Types of chromosomes:
- Metacentric Chromosomes:
A metacentric chromosome is a centromere in the center in such a way that the sections are equal in length. The 1 and 3 chromosome is metacentric.
- Submetacentric chromosome:
Submetacentric chromosomes have the centromere little offset from the center and the slight asymmetry in the length of two sections. The 4 and 12 human chromosomes are submetacentric.
- Acrocentric chromosome:
Acrocentric chromosomes have a centromere which is severely offset from the center and to very long and one very short section. The 13, 15, 21 and 22 of human chromosomes are acrocentric.

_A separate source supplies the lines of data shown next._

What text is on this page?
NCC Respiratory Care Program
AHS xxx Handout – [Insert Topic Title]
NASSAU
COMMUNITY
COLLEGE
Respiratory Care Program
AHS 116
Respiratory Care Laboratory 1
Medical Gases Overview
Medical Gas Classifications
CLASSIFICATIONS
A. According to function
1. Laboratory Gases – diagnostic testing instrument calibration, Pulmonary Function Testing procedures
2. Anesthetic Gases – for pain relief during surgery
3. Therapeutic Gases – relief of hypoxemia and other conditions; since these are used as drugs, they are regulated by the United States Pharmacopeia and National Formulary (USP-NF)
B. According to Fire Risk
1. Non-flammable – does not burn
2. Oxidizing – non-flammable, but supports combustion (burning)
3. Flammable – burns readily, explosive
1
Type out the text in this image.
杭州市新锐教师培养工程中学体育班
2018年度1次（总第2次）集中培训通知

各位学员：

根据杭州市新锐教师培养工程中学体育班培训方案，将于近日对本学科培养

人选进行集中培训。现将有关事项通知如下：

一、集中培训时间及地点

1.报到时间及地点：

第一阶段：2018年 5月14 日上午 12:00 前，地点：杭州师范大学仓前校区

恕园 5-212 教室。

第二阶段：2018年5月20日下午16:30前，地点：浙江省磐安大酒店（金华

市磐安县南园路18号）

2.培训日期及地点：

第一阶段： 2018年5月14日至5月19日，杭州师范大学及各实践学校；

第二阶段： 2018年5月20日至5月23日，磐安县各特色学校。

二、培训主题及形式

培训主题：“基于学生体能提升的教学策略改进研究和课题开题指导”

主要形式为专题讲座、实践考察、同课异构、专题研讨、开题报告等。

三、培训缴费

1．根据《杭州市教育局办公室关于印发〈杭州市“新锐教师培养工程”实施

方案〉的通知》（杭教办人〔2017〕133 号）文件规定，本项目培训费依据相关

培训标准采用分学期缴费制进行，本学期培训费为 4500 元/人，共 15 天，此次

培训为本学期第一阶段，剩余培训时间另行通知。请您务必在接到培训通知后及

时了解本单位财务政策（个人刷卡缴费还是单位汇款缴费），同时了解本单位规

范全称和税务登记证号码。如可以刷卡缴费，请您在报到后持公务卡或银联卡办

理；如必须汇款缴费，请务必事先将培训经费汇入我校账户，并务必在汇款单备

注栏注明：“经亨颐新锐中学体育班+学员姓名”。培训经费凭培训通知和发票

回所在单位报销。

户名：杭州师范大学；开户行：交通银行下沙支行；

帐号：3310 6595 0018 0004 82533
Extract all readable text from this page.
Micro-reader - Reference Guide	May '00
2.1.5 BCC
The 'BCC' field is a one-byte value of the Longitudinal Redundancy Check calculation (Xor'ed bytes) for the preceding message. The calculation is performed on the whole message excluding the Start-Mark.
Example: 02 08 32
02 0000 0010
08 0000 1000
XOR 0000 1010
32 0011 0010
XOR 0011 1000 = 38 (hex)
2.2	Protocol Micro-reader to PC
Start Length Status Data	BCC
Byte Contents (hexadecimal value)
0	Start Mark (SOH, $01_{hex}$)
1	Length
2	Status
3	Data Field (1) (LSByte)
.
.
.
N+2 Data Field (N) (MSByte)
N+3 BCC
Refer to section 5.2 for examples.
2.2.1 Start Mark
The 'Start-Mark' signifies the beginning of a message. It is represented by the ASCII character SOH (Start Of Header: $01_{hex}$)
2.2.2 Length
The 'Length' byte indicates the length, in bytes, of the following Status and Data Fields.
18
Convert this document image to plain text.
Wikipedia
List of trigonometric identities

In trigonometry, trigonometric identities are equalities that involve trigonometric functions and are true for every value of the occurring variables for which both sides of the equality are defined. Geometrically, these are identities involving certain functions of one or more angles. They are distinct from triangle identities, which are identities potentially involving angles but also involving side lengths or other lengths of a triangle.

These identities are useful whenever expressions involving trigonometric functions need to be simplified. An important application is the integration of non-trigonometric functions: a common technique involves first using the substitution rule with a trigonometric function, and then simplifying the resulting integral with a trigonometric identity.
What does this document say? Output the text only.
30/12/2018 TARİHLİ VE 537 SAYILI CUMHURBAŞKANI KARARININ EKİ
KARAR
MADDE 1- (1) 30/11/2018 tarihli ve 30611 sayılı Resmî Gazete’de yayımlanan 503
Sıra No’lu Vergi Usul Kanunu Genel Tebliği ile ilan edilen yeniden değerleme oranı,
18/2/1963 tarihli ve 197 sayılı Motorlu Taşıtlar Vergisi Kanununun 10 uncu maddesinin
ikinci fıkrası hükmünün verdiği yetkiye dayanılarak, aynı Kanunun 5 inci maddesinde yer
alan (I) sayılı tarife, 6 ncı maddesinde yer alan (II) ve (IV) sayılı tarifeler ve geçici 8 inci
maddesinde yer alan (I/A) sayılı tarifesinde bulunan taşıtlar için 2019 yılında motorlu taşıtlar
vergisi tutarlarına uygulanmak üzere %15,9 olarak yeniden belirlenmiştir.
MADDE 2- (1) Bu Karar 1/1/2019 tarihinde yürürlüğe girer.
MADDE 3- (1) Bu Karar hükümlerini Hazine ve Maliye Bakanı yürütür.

- Telocentric chromosomes:
Telocentric chromosomes have the centromere at the very end. Humans do not have telocentric chromosome but they are found in other species such as mice.
The formula of chromosome:
46, XX Karyotype of a normal female having 46 chromosomes per cell including two X chromosomes. … 47, XY,+21 Karyotype of a male with trisomy 21 or Familial Down Syndrome having 47 chromosomes per cell, including one X chromosome and one Y chromosome and an additional copy of Chromosome 2.
How do chromosomes work?
Chromosomes are thread-like structures located inside the nucleus of animal and plant cells. Each chromosome is made of protein and a single molecule of deoxyribonucleic acid (DNA). Passed from parents to offspring, DNA contains the specific instructions that make each type of living creature unique.
Facts about chromosomes:
- In plant and animal cells, DNA? Is tightly packaged into thread-like structures called chromosomes? This is in contrast to bacteria? Where DNA floats freely around the cell.
- A single length of DNA is wrapped many times around lots of proteins? Called histones, to form structures called nucleosomes.
- These nucleosomes then coil up tightly to create chromatin loops.
- The chromatin loops are then wrapped around each other to make a full chromosome.
- Each chromosome has two short arms (p arms), two longer arms (q arms), and a centromere holding it all together at the center.
- Humans have 23 pairs of chromosomes (46 in total): one set comes from your mother and one set comes from your father.
- Of these 23 pairs, one pair is sex chromosomes so differ depending on whether you are male or female (XX for female or XY for male).
- The other 22 pairs are autosomes? Non-sex chromosomes and look the same for both males and females.